De sombres vérités sur Israël passées sous silence

Tony Greenstein révèle une omission flagrante dans la nouvelle biographie de Rudolf Vrba, premier juif à avoir échappé à Auschwitz et critique virulent du mouvement sioniste.

Tony Greenstein expose de manière flagrante la façon dont le chroniqueur du Guardian Jonathan Freedland a déformé l’histoire dans sa biographie de Rudolf Vrba, le premier Juif à s’être échappé d’Auschwitz.

On est en droit de se demander pourquoi l’incroyable histoire de Vrba a été enterrée pendant des décennies, compte tenu de l’engouement d’Hollywood pour les films sur l’Holocauste.

Greenstein l’explique. Les efforts déployés par Vrba au début de l’année 1944 pour avertir d’autres Juifs du sort qui les attendait dans les camps de la mort nazis ont été trahis par les dirigeants européens du mouvement sioniste, qui l’ont réduit au silence.

Ce mouvement était prêt à sacrifier des centaines de milliers de Juifs en échange d’une escorte nazie mettant l’élite sioniste à l’abri du danger européen à destination de la Palestine. Là, le mouvement sioniste était déjà bien préparé à expulser les Palestiniens autochtones et à construire un État juif autoproclamé sur les ruines de leur patrie.

L’attitude des sionistes reflète celle du père fondateur du mouvement, Theodor Herzl :

“Les antisémites deviendront nos amis les plus sûrs, et les pays antisémites nos alliés”.

Vrba critiquait vivement le mouvement sioniste pour avoir collaboré avec les nazis et n’aimait pas l’État juif qu’il avait engendré.

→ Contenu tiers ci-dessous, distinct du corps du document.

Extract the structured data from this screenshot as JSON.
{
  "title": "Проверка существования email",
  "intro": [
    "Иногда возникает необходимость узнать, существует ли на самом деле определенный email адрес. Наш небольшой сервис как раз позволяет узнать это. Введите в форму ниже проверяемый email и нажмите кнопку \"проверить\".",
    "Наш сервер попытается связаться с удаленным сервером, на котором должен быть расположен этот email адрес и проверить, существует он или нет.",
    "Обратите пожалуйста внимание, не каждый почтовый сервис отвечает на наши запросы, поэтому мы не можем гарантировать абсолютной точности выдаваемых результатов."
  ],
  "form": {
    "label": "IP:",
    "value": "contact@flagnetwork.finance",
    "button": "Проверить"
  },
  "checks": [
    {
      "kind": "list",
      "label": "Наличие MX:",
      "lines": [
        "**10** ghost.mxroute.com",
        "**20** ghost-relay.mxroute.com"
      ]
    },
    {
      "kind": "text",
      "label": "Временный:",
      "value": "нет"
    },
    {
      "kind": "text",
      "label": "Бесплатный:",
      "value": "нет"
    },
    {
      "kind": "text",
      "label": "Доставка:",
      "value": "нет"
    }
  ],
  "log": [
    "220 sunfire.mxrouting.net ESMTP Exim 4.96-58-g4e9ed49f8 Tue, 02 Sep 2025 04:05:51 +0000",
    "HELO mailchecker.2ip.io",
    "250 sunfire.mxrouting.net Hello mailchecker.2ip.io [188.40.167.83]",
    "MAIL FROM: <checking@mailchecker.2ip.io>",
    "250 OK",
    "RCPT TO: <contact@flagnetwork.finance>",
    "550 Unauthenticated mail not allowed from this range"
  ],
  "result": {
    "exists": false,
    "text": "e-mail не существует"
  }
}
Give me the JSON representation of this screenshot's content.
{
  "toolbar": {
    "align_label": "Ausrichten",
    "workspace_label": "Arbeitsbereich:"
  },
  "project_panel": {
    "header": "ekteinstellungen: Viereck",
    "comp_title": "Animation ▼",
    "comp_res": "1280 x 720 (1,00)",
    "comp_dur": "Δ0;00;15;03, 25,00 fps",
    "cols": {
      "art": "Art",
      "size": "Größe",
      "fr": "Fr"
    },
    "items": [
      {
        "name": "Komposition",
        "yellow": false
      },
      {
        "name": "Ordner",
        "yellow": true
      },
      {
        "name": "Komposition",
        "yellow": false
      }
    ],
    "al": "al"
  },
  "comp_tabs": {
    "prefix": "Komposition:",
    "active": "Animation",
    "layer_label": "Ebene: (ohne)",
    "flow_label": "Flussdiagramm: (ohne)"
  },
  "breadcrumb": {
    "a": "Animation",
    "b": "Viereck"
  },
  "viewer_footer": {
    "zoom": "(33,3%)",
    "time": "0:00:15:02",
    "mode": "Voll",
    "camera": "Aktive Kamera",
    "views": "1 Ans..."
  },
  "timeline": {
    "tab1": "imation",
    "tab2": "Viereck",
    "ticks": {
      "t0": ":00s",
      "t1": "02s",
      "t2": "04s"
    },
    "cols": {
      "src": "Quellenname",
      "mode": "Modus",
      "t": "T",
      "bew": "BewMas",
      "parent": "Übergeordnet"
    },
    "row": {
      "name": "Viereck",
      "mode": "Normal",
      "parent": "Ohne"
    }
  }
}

En 1961, le Daily Herald a publié un extrait des mémoires de Vrba, cité par Greenstein, dans lequel il écrit :

“Je suis juif. Malgré cela, et même à cause de cela, j’accuse certains dirigeants juifs d’avoir commis l’un des actes les plus horribles de la guerre. Ce petit groupe de traîtres savait ce qu’il advenait de leurs frères dans les chambres à gaz d’Hitler, et a acheté sa propre vie au prix du silence […].

“J’ai pu avertir les dirigeants sionistes hongrois trois semaines à l’avance qu'[Adolf] Eichmann [principal architecte de l’Holocauste] prévoyait d’envoyer un million de leurs Juifs dans ses chambres à gaz … [Rezso] Kasztner [dirigeant du mouvement sioniste hongrois] est allé voir Eichmann et lui a dit : ‘Je suis au courant de vos plans. Epargnez quelques Juifs de mon choix et je me tairai’”.

La trahison de Kasztner envers ces Juifs, les condamnant aux chambres à gaz nazies, a été justifiée plus tard par le procureur général d’Israël, Haim Cohen, dans les termes suivants :

“Il était en droit de passer un accord avec les nazis pour sauver quelques centaines de personnes et de ne pas avertir les millions d’autres… C’était son devoir… Notre tradition sioniste a toujours été de sélectionner un petit nombre de personnes pour organiser l’immigration vers la Palestine… Serions-nous qualifiés de traîtres ?”

[Voir : La trahison de l’alliance nazi-sioniste].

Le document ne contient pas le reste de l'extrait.